温和的中道理性主义,或哲学上的新保守主义,主张以试错与改良的、成本低、风险小的方式,以“没有最好,只有更好”的务实理性态度,批判左与右的激进主义,在尊重历史上形成的权威与秩序的条件下,争取从传统体制向现代民主文明体制的转变。

事实上,正如前文所述,当今中国大多数人应该说都是反对极端势力的中间派,这本是中道理性主义的优势。然而,中道理性主义成功的关键,并不取决于大多人是否支持,而取决于当政者能否有变革的意愿,能否把握历史给予的并不多的机会。

正如中国近代历史所表明的,如果专权的统治者因循保守,而不是遵循发展变革的逻辑,中道的理性既无法说服统治者,也无法劝解激进主义势力,随着社会矛盾的尖锐,社会形势的恶化,大众情绪会越来越失望,这种社会心态将是左与右的激进主义思潮进一步膨胀的最佳温床。从历史上看,此时统治者的自卫性保守,只会进一步激发大众的浪漫革命心态。

事实上,社会上许多不满情绪,一开始与知识分子鼓吹的左或右的意识形态并无多少关系,而只是大量城市年轻人在个人命运上受到打击,无法发泄的表现,正如许多国家现代化历史所表明的,在危机爆发后,左的激进革命话语,或右的自由主义革命话语,往往客观上为愤青的绝望情绪提供了发泄的畅通渠道。一旦青年人觉得自己的积怨与宣泄在意识形态话语中获得了意义升华,他们就会从非理性的对某种价值信念的钟情,转变为“理性”层面的认同,进而成为左右激进主义的信奉者。正因为如此,每当社会危机与矛盾使越来越多的青年受到人生挫折,左右激进主义就有了急剧膨胀的天赐良机。中国近代史上的北洋军阀时代,上世纪三十年代的战乱时期,就是如此。

大体上可以认为,激进浪漫心态扩散的速度,与社会危机恶化的程度成正比。
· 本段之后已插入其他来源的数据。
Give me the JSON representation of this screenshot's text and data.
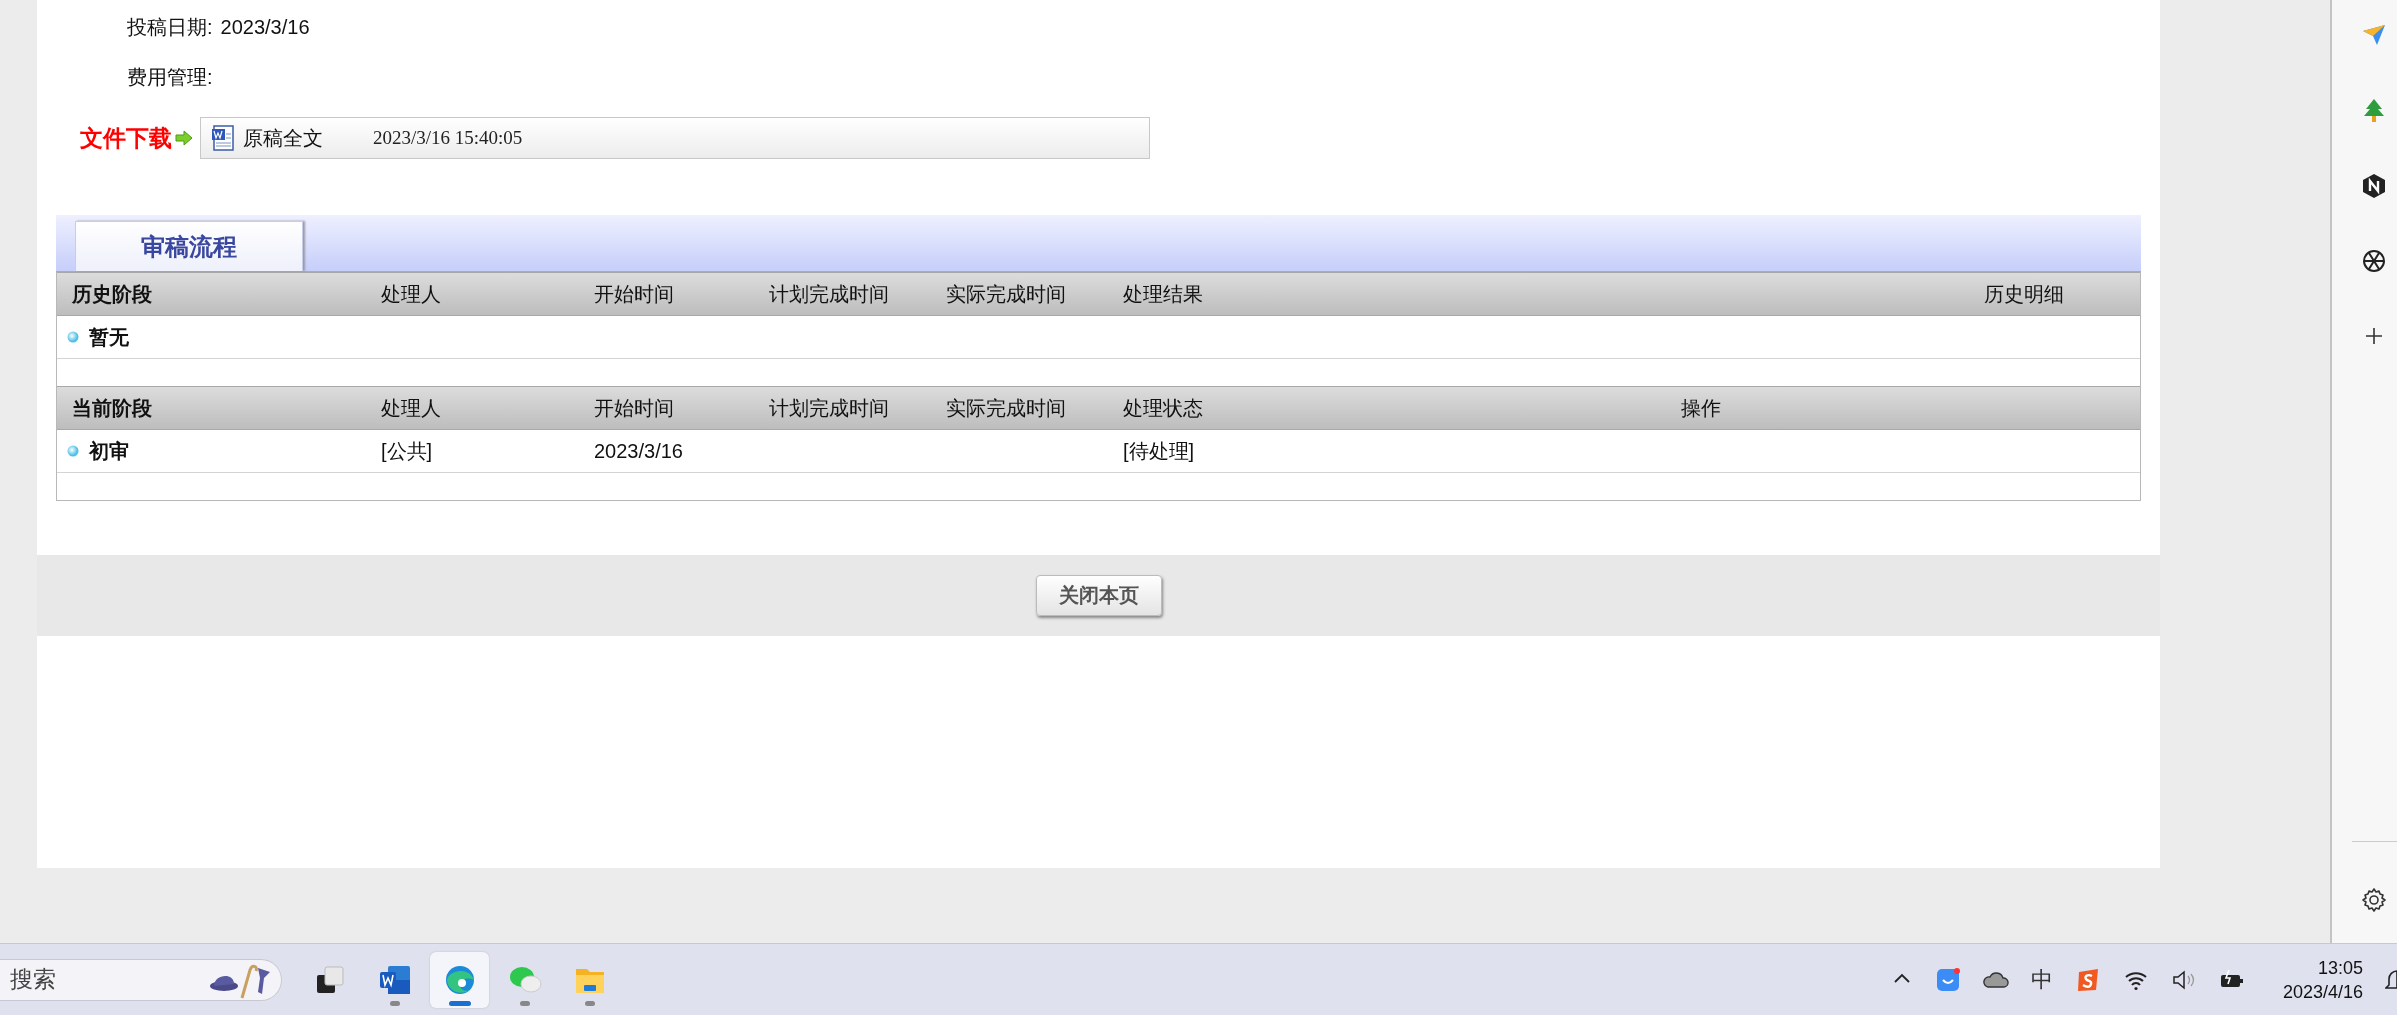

一旦这种浪漫心态所向披靡,它就可以轻而易举地击败一切中道理性,于是“革命”无法阻止。即使这种革命的悲剧后果,被理性的温和派(例如辛亥革命前的康有为、梁启超)反复地陈说了千百遍,都无济于事。到了此时,自称为被“沉默的大多数”赞同的中道理性主义,或相对于两种激进主义而言的新保守主义,将被迫边缘化,被激进的新一代所唾弃,这是二十世纪以来的中国历史多次证明了的。

中道的理性主义的困难有两个方面,一方面,改革的温和派可能描绘出一条理想的路线,但现实中威权政治在多大程度上符合理想的路线,这将是另一回事,也许这正是历史上所有的中道理性主义者面临的困境。在现实生活中,理性并不是不证自明的,更不是永远百战百胜的。从历史上看,由于权力不受约束,当政者往往自我感觉良好,政府有足够的资源来压抑社会不满,也有足够的能力来压抑社会自主能力的发育,使之处于无组织状态,以此来避免统治危机。另一方面,等到矛盾积累到一定程度,当社会不满汇聚为不可阻挡的潮流并爆发革命,历史将用另一种方式来惩罚这个不幸的民族。

其次,中道理性主义的困境还在于,只有在社会发展比较稳定的情况下,它才有可能为社会共识奠定基础。然而,如果矛盾积重难返,社会危机深化,大众的焦虑感与挫折感加深的情况下,左右激进主义远比中间道路更有吸引力,激进主义就会如鱼得水,它们都会乘机去争取话语主导权,双方会出现愈演愈烈的拉锯战。在极左派与“文革”的暧昧联系暴露后,引起了决策者与社会公众的警觉,按理说,这是坚持改革开放路线的大好时机,然而此时极右派肯定又会乘机来全面否定现存秩序,于是决策者又会出于政治稳定的需要,把历史的舵转向另一方向。左与右的激进主义总是在这种拉锯中把社会引向分裂,历史给予我们民族的宝贵时机也会悄悄流失。

正是在这个意义上,威权政治在未来将扮演何种角色,是进化为“服务于美好事业的强大力量”,还是堕落为阻碍变革的绊脚石?将是决定中国命运的关键。中道理性主义描绘了一条理想的发展曲线,但历史会如何选择,就只能交给历史自身来判断了。